In [3]:
"""
# Transformer Model

https://www.tensorflow.org/text/tutorials/transformer

This is again following the tutorial on tensorflow's website. Did a lot of digging to find 
simpler implementations but it seems breaking things down in the following way is actually 
the most popular way to do it. Things may be better anyway since breaking it down makes 
learning easier. 

I plan to go slowly through this part and spend about a day with it to make sure I understand 
it. However, it's worth mentioning that this should be plug and play based on the same data 
pipeline I defined in `tf_dataset.py`. Note that the grand majority of this code is copy-pasted 
from the tutorial. I did have to make some departures from the tutorial, however, since it
was written for a different use case with different data. This is mostly in the export/running
the thing. My tokenizer was different, which caused some issues.
"""

# NOTE: Installing tensorflow_datasets and tensorflow_text updated tf to 2.13.0 from 12.2.1, if it breaks revert and find correct versions

import os
os.environ['TF_CPP_MIN_LOG_LEVEL'] = '2' # stop showing tensorflow logs...

import numpy as np
import tensorflow as tf
from scratch_model.dataset import get_datasets

# Check GPU is being used. Prints [] if not
physical_devices = tf.config.list_physical_devices('GPU')
print(physical_devices)

# Prevent tensorflow from allocating all GPU memory at once
tf.config.experimental.set_memory_growth(physical_devices[0], True) # Nice!

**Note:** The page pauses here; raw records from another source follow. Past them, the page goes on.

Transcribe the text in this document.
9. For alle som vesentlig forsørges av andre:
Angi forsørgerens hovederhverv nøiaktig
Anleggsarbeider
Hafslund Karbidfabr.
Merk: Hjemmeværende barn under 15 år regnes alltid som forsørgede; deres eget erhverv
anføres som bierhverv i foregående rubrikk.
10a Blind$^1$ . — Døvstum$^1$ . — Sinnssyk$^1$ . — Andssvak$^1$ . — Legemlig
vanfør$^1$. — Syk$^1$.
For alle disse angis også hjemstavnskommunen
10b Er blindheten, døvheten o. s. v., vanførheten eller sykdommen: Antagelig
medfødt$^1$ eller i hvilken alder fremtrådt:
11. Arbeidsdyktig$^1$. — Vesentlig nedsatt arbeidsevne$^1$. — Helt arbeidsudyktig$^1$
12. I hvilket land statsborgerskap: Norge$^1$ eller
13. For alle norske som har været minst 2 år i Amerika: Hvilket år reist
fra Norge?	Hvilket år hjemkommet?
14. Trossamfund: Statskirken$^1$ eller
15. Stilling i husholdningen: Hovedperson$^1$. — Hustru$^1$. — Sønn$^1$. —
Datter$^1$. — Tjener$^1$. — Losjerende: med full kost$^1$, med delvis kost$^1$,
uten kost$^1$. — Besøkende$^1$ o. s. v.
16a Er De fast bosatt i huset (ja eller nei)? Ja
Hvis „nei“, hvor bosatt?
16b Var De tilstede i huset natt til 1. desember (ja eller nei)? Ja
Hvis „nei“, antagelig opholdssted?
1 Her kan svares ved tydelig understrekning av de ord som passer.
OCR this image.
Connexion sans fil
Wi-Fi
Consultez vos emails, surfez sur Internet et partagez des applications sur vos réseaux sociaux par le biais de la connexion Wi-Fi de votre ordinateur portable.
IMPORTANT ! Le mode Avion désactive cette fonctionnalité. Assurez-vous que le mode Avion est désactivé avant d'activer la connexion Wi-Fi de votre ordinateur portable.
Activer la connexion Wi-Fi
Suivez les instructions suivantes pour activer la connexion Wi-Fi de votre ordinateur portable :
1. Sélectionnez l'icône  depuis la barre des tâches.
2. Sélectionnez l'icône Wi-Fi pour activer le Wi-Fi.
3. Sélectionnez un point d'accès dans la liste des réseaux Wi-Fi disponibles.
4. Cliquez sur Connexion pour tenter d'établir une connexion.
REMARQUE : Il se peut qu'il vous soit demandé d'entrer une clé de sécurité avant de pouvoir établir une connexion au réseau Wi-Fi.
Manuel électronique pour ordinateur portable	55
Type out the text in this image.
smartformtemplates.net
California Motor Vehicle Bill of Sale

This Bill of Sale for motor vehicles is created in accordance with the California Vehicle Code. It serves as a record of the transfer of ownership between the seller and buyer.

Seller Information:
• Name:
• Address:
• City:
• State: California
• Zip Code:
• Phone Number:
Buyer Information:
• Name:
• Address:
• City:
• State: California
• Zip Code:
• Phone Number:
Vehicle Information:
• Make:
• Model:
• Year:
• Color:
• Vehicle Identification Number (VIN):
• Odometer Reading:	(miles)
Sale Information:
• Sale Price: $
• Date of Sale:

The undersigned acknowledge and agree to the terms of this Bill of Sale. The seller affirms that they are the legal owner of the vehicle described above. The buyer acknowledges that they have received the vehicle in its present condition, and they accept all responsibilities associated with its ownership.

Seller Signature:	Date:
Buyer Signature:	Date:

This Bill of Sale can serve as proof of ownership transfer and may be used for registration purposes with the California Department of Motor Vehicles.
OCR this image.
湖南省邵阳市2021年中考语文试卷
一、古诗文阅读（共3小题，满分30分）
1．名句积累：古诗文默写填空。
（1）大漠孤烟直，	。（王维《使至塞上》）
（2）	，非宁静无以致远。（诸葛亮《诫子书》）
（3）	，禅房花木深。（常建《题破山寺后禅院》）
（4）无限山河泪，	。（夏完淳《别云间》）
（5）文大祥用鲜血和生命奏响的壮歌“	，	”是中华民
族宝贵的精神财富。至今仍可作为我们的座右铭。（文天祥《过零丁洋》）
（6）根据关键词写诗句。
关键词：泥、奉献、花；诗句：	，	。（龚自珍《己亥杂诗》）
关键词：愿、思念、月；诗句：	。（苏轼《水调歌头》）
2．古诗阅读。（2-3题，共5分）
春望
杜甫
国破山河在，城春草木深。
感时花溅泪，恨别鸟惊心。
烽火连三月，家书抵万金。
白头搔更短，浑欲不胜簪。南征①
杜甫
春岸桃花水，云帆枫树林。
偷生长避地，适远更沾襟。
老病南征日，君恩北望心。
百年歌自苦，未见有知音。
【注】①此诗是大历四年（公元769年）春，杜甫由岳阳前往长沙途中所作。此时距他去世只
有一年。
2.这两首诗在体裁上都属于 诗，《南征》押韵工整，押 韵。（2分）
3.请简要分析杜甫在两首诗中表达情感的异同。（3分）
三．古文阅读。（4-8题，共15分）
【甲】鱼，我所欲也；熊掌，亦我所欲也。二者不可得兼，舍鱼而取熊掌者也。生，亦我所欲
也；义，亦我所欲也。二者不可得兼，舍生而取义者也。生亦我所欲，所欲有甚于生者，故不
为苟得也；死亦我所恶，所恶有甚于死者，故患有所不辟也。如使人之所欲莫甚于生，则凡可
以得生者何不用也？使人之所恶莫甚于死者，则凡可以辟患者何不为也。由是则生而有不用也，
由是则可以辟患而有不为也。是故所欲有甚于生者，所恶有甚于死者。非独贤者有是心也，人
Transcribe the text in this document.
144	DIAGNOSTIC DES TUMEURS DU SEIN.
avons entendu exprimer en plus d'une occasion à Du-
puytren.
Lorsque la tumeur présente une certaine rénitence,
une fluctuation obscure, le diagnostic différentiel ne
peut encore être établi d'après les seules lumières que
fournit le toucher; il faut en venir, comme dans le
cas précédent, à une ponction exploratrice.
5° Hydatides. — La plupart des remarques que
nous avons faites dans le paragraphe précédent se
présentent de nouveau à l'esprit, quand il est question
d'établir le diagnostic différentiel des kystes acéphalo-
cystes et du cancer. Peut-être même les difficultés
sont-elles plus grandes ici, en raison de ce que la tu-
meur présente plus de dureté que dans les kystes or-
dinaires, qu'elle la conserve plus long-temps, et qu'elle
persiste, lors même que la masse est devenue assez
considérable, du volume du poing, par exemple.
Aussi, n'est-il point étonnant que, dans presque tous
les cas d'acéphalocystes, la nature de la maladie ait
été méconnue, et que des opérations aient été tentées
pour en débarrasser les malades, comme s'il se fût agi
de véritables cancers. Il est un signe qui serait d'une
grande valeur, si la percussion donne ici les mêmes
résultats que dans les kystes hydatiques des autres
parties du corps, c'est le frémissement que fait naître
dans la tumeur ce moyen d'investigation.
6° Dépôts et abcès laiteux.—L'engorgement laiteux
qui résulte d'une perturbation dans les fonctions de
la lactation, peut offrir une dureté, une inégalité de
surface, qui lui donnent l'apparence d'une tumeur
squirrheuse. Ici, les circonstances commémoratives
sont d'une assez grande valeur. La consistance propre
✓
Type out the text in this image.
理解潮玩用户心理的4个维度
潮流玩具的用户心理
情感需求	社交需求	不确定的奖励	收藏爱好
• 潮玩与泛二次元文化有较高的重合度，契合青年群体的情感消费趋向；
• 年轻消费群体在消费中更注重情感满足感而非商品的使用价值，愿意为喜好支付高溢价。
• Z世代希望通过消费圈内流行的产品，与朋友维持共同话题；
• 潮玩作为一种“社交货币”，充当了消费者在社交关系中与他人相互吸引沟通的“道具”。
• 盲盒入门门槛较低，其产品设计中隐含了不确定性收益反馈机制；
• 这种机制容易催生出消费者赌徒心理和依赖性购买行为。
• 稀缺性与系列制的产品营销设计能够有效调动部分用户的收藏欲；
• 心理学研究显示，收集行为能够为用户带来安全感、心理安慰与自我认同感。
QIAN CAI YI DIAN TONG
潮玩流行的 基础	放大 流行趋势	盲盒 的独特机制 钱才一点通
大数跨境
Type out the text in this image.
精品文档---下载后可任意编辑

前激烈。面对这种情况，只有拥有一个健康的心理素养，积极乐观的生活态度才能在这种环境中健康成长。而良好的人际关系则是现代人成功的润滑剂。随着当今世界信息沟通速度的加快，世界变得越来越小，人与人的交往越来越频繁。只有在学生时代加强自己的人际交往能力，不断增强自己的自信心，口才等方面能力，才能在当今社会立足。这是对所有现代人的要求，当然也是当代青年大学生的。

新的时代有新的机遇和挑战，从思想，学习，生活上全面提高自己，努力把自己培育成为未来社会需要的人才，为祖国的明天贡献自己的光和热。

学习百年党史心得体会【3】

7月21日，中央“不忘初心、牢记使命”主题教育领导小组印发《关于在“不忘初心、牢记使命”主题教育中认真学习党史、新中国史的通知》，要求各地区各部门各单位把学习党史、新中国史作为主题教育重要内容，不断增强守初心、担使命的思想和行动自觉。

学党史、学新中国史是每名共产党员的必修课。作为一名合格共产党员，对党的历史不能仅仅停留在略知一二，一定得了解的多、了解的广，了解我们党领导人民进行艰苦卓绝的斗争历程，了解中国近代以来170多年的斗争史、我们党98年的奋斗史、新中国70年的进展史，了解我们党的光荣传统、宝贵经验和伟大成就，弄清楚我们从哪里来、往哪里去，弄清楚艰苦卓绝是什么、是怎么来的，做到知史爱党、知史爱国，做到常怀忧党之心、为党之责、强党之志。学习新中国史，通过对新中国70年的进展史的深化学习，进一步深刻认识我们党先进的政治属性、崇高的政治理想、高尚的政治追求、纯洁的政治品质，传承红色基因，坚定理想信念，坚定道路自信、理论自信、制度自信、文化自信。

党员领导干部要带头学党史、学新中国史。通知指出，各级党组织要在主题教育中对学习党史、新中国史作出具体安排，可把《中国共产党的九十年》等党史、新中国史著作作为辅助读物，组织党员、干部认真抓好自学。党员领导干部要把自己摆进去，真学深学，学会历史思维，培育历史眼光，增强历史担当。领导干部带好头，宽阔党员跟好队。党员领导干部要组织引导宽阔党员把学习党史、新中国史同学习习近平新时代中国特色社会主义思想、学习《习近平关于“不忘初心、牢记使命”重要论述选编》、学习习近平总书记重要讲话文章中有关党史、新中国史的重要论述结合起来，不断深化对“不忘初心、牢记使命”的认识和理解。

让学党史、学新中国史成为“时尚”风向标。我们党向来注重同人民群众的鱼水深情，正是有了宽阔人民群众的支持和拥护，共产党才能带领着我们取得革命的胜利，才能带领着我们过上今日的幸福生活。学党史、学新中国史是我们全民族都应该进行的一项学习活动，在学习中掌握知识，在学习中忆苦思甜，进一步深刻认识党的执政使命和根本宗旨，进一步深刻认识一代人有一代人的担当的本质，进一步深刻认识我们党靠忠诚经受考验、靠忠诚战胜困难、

# MODEL PARAMS: These are roughly the same parameters as used in the original transformer paper.
BATCH_SIZE = 64        
EPOCHS = 2             # What we used for transformer_v1
NUM_LAYERS = 6          # 4 
D_MODEL = 512           # 128
DFF = 2048              # 512
NUM_HEADS = 8           # 8
DROPOUT_RATE = 0.1      # 0.1

save_dir = './models/transformer_v3.01'

train_ds, val_ds, text_processor = get_datasets(batch_size = BATCH_SIZE)


# ---- Defining stuff ----
def positional_encoding(length, depth):
    depth = depth/2

    positions = np.arange(length)[:, np.newaxis]     # (seq, 1)
    depths = np.arange(depth)[np.newaxis, :]/depth   # (1, depth)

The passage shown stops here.